Be sure to research everything, for instance there is a sort of membrane in the aloe leaf you'll want to avoid and all kinds of tidbits like that.. Also stash away at least one bar, for your research down the line - I'm amazed with how it changes over time. My best 'trick' to mild soap (assuming the recipe is alright) is simply cure time. Lots and lots of it


----------



## shunt2011 (Mar 24, 2018)

I purchase the aloe juice at Walmart and use it as 100% water replacement. I just dissolve my lye in it. Works well.


----------



## shaz (Mar 24, 2018)

@earlene the soaps that I used lasted about a month or less, and I used it about 2/3 times a week. I let it dry and did't let it sit in the bathroom. 

Salt is not listed as an ingredient on their website and she is from Atlanta USA - You might be more aware of the regulations than I am, but I would assume the ingredients are listed in order of high to low. 

I think i will let my test batches cure for much longer than 4-6 weeks and try them again. I may already have the perfect recipe but need to wait for a longer cure time, only time will tell. 

I will try out the salt/brine method using pink salt next. 

@SoapingChick yes i have some aloe juice straight from the plant, which I rescued just in time as it's been snowing past month here in london and my plant has died 

I prefer the 50/50 method, because i think the lye will just kill all the good qualities and nutrients of the raw aloe by heating it to such high temperatures.

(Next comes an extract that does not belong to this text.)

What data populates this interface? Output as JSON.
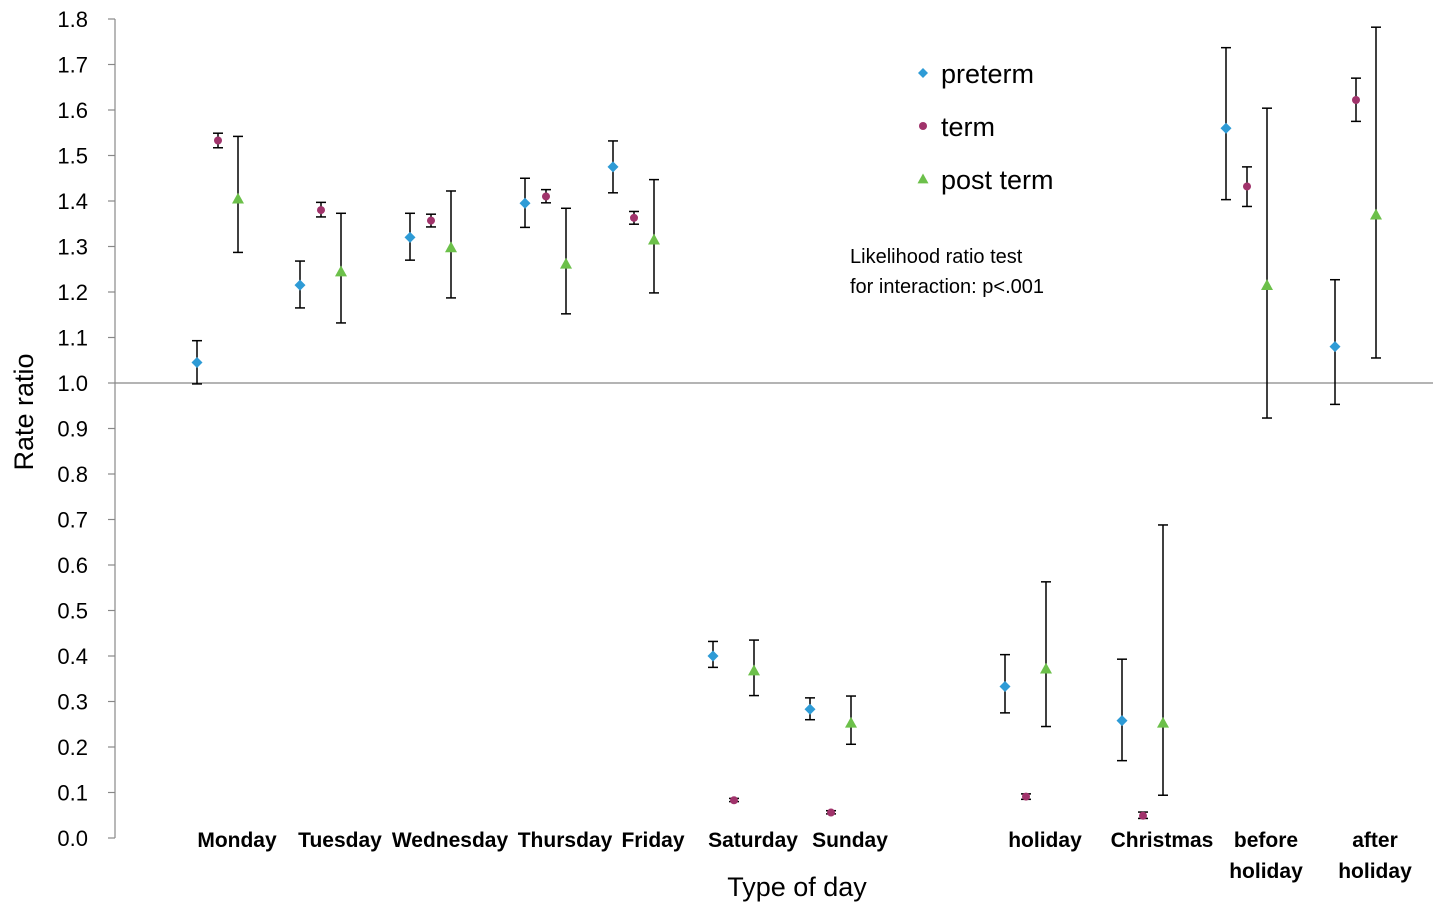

Even if i did freeze the aloe, would like the comfort of knowing there is still aloe in my soap which hasn't been fried! lol


----------



## shunt2011 (Mar 24, 2018)

The lye will likely kill any benefits. The lye is still active during saponification. Also if you make a salt soap make sure to use the finest grain possible. Some salts have sharp edges and can cut the skin.


----------